Last night in Berlin a young woman at the event took my hand and said this: “I’ve been reading your things for years now. I’ve never written to you, but I can tell you care about what is happening to my generation. It seems like you’ve made us a promise not to forget us. I want you to know how rare that is. How precious.” And then she wept. That struck me, too.

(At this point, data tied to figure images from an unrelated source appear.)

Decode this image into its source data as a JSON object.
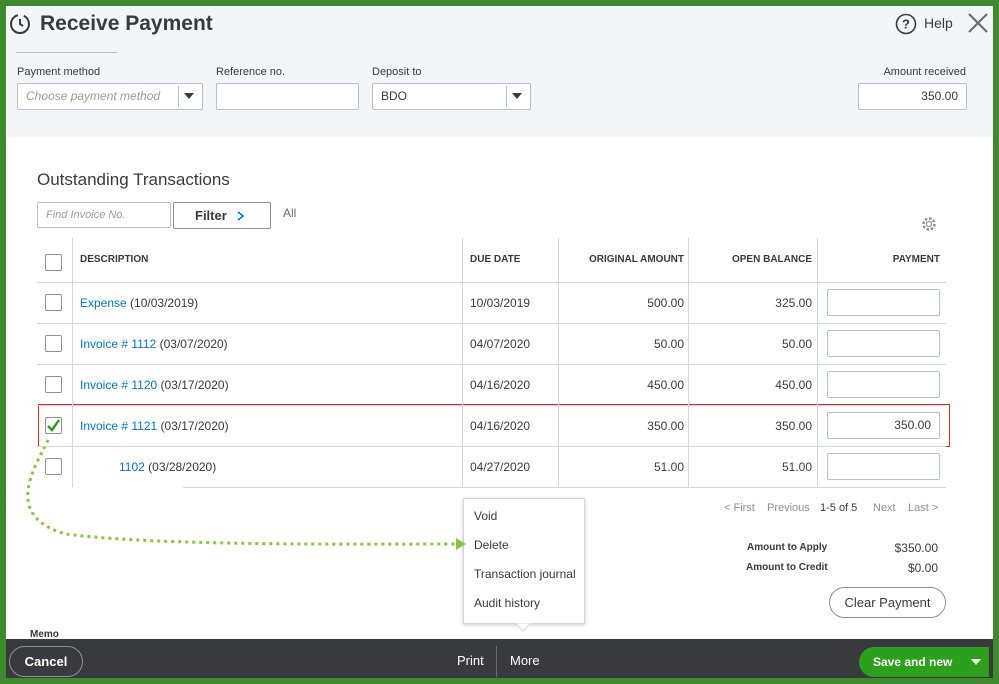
{
  "header": {
    "title": "Receive Payment",
    "help": "Help"
  },
  "fields": {
    "payment_method": {
      "label": "Payment method",
      "placeholder": "Choose payment method"
    },
    "reference": {
      "label": "Reference no."
    },
    "deposit": {
      "label": "Deposit to",
      "value": "BDO"
    },
    "amount": {
      "label": "Amount received",
      "value": "350.00"
    }
  },
  "outstanding": {
    "title": "Outstanding Transactions",
    "search_placeholder": "Find Invoice No.",
    "filter": "Filter",
    "all": "All"
  },
  "table": {
    "columns": [
      "DESCRIPTION",
      "DUE DATE",
      "ORIGINAL AMOUNT",
      "OPEN BALANCE",
      "PAYMENT"
    ],
    "rows": [
      {
        "link": "Expense",
        "date": "(10/03/2019)",
        "due": "10/03/2019",
        "original": "500.00",
        "open": "325.00",
        "payment": "",
        "checked": false
      },
      {
        "link": "Invoice # 1112",
        "date": "(03/07/2020)",
        "due": "04/07/2020",
        "original": "50.00",
        "open": "50.00",
        "payment": "",
        "checked": false
      },
      {
        "link": "Invoice # 1120",
        "date": "(03/17/2020)",
        "due": "04/16/2020",
        "original": "450.00",
        "open": "450.00",
        "payment": "",
        "checked": false
      },
      {
        "link": "Invoice # 1121",
        "date": "(03/17/2020)",
        "due": "04/16/2020",
        "original": "350.00",
        "open": "350.00",
        "payment": "350.00",
        "checked": true
      },
      {
        "link": "1102",
        "date": "(03/28/2020)",
        "due": "04/27/2020",
        "original": "51.00",
        "open": "51.00",
        "payment": "",
        "checked": false
      }
    ]
  },
  "pagination": {
    "first": "< First",
    "previous": "Previous",
    "range": "1-5 of 5",
    "next": "Next",
    "last": "Last >"
  },
  "menu": [
    "Void",
    "Delete",
    "Transaction journal",
    "Audit history"
  ],
  "totals": {
    "apply_label": "Amount to Apply",
    "apply": "$350.00",
    "credit_label": "Amount to Credit",
    "credit": "$0.00",
    "clear": "Clear Payment"
  },
  "memo": "Memo",
  "footer": {
    "cancel": "Cancel",
    "print": "Print",
    "more": "More",
    "save": "Save and new"
  }
}
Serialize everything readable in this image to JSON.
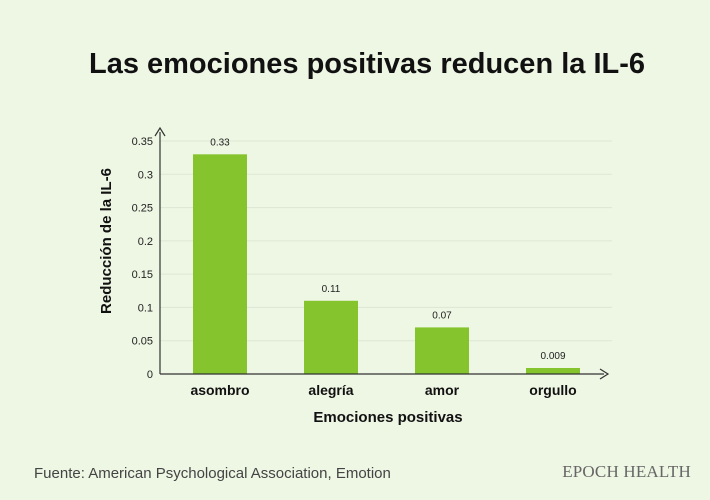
{
  "chart_data": {
    "type": "bar",
    "title": "Las emociones positivas reducen la IL-6",
    "xlabel": "Emociones positivas",
    "ylabel": "Reducción de la IL-6",
    "categories": [
      "asombro",
      "alegría",
      "amor",
      "orgullo"
    ],
    "values": [
      0.33,
      0.11,
      0.07,
      0.009
    ],
    "value_labels": [
      "0.33",
      "0.11",
      "0.07",
      "0.009"
    ],
    "ylim": [
      0,
      0.35
    ],
    "yticks": [
      "0",
      "0.05",
      "0.1",
      "0.15",
      "0.2",
      "0.25",
      "0.3",
      "0.35"
    ],
    "grid": true,
    "legend": "none",
    "bar_color": "#85c42d"
  },
  "footer": {
    "source": "Fuente: American Psychological Association, Emotion",
    "brand": "EPOCH HEALTH"
  },
  "colors": {
    "background": "#eef6e4",
    "grid": "#dde6d4",
    "axis": "#333333"
  }
}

So for reasons like these, and for people like these, I went to the garret one more time over this past winter, and tried myself, and found out if I had anything left to say, anything to send out to my corner of the world. When I came back to my life a couple of months later, I had under my arm something like a respectful address to my fellow citizens, a plea for something like sanity in the craze, a case made for the office of elderhood, a gauntlet thrown to the aging and the old. I don’t know that it will sound respectful to many of my generation, but I believe it is. It seems to me that, under the bravado and the virtual blizzard of fret and information that pretends to be a community, a lot of young people are scared, and forlorn, and wondering what happened, and what is to become of them, and whether they’re in it alone. If I’m right about that, then this is reason enough to have taken up the pen and invited the opprobrium of my generational peers.
In a week or two there’ll be a book to add to the fray, one with my name on it. It’s called Come Of Age. I meant the title to be something like a plea, something like an exhortation. That’s clear. But I also meant it as mark of honour and a sign that there is a kind of heart deepened by diminishment and the coming on of time, something like the human version of old wine entrusted only to the old, that can only come to us through them. And that there must be such a thing, and that it must appear. And that it is so very needed by the young just now. Maybe it will appear.
Maybe there’ll be something in the book you can use.